Parallels In Project Management And Data Science
There are some steps in a conventional data science project which can be broken down in the following way where one can find some semblance to the processes followed by a project manager. These steps can be noted by project managers to fit their chosen methodologies:
- Project charter
- Data collection
- Data processing
- Data exploration
- Modelling and analysing
- Proactive insights
There are some approaches developed specifically by project managers when it comes to handling data science and AI projects. They are:
- Linear Strategy: A linear strategy is where a project is made up of sequential phases without any feedback loops. This strategy consists of well-defined goal solution and requirements, and almost no changes.
- Incremental Strategy: This strategy is somewhat close to the linear strategy but the major difference is that each phase of the project gives out a partial solution to the problem.
- Adaptive Strategy: This approach is somewhat similar to an iterative strategy where there are feedbacks before reaching a solution.
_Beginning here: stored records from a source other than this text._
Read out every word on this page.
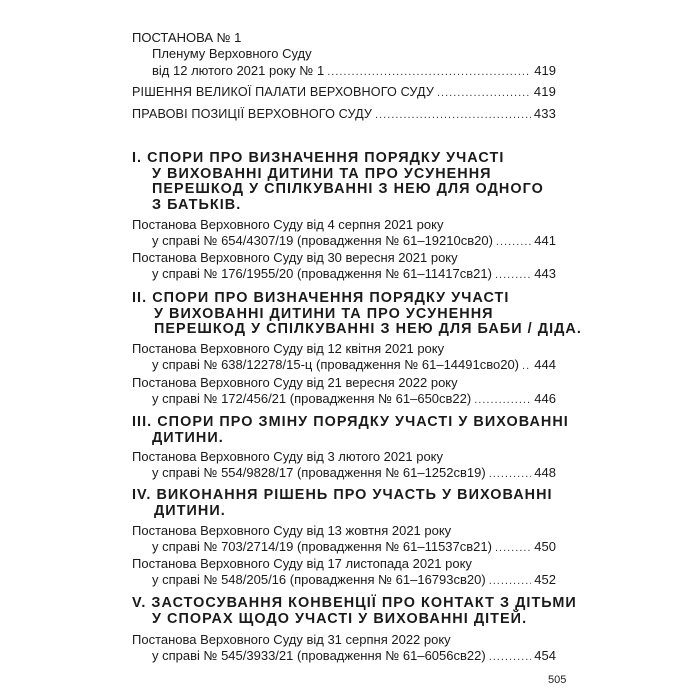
ПОСТАНОВА № 1
Пленуму Верховного Суду
від 12 лютого 2021 року № 1 .....	419
РІШЕННЯ ВЕЛИКОЇ ПАЛАТИ ВЕРХОВНОГО СУДУ .....	419
ПРАВОВІ ПОЗИЦІЇ ВЕРХОВНОГО СУДУ .....	433
І. СПОРИ ПРО ВИЗНАЧЕННЯ ПОРЯДКУ УЧАСТІ
У ВИХОВАННІ ДИТИНИ ТА ПРО УСУНЕННЯ
ПЕРЕШКОД У СПІЛКУВАННІ З НЕЮ ДЛЯ ОДНОГО
З БАТЬКІВ.
Постанова Верховного Суду від 4 серпня 2021 року
у справі № 654/4307/19 (провадження № 61–19210св20) .....	441
Постанова Верховного Суду від 30 вересня 2021 року
у справі № 176/1955/20 (провадження № 61–11417св21) .....	443
ІІ. СПОРИ ПРО ВИЗНАЧЕННЯ ПОРЯДКУ УЧАСТІ
У ВИХОВАННІ ДИТИНИ ТА ПРО УСУНЕННЯ
ПЕРЕШКОД У СПІЛКУВАННІ З НЕЮ ДЛЯ БАБИ / ДІДА.
Постанова Верховного Суду від 12 квітня 2021 року
у справі № 638/12278/15-ц (провадження № 61–14491сво20) ..... 444
Постанова Верховного Суду від 21 вересня 2022 року
у справі № 172/456/21 (провадження № 61–650св22) .....	446
ІІІ. СПОРИ ПРО ЗМІНУ ПОРЯДКУ УЧАСТІ У ВИХОВАННІ
ДИТИНИ.
Постанова Верховного Суду від 3 лютого 2021 року
у справі № 554/9828/17 (провадження № 61–1252св19) .....	448
ІV. ВИКОНАННЯ РІШЕНЬ ПРО УЧАСТЬ У ВИХОВАННІ
ДИТИНИ.
Постанова Верховного Суду від 13 жовтня 2021 року
у справі № 703/2714/19 (провадження № 61–11537св21) .....	450
Постанова Верховного Суду від 17 листопада 2021 року
у справі № 548/205/16 (провадження № 61–16793св20) .....	452
V. ЗАСТОСУВАННЯ КОНВЕНЦІЇ ПРО КОНТАКТ З ДІТЬМИ
У СПОРАХ ЩОДО УЧАСТІ У ВИХОВАННІ ДІТЕЙ.
Постанова Верховного Суду від 31 серпня 2022 року
у справі № 545/3933/21 (провадження № 61–6056св22) .....	454
505
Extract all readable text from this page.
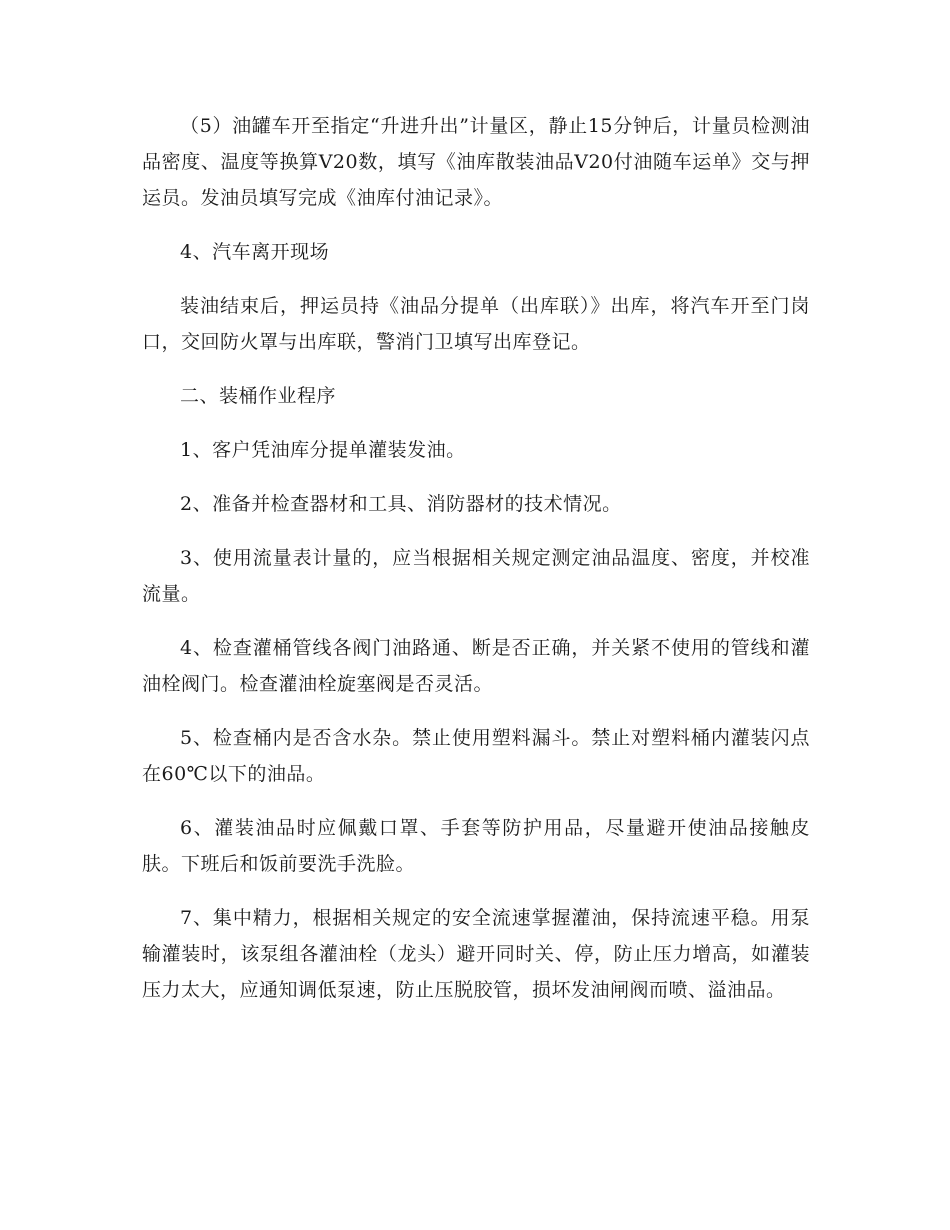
（5）油罐车开至指定“升进升出”计量区，静止15分钟后，计量员检测油品密度、温度等换算V20数，填写《油库散装油品V20付油随车运单》交与押运员。发油员填写完成《油库付油记录》。

4、汽车离开现场

装油结束后，押运员持《油品分提单（出库联）》出库，将汽车开至门岗口，交回防火罩与出库联，警消门卫填写出库登记。

二、装桶作业程序

1、客户凭油库分提单灌装发油。

2、准备并检查器材和工具、消防器材的技术情况。

3、使用流量表计量的，应当根据相关规定测定油品温度、密度，并校准流量。

4、检查灌桶管线各阀门油路通、断是否正确，并关紧不使用的管线和灌油栓阀门。检查灌油栓旋塞阀是否灵活。

5、检查桶内是否含水杂。禁止使用塑料漏斗。禁止对塑料桶内灌装闪点在60℃以下的油品。

6、灌装油品时应佩戴口罩、手套等防护用品，尽量避开使油品接触皮肤。下班后和饭前要洗手洗脸。

7、集中精力，根据相关规定的安全流速掌握灌油，保持流速平稳。用泵输灌装时，该泵组各灌油栓（龙头）避开同时关、停，防止压力增高，如灌装压力太大，应通知调低泵速，防止压脱胶管，损坏发油闸阀而喷、溢油品。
The customer gets delivered a partial solution and some decisions are taken just in time.
- Extreme Strategy: This approach is closer to an adaptive strategy. Each feedback brings us closer to a solution and the problem is discovered more clearly. The goals are not known in advance.
Traditional And Technical Project Management
There are a lot of methodologies in traditional project management which can be transitioned in data science. The focus today is mostly on agile/hybrid forms of project management in technology companies. Talking to Analytics India Magazine, Abhishray Anant who runs his own project management firm Méticuleux said, “The valuable core values are seemingly getting lost in the evolution process. The traditional framework gave much-required focus on the concepts of managing changes, tackling risks, ensuring defined roles and responsibilities, continuous assessment of the business case.” He believes that newer forms of project management that govern high-end technical projects have transgressed.
Lending his views on data science project management, Anant says, “Given the nature and extent of research required in data science projects, more often than not, a hybrid model seems to fit the bill, keeping the soul of the practices intact. In fact, in my opinion, in data science projects, it is most imperative to not get caught in the lucrative yet transactional nature of the ‘hybrid’ PM practices.”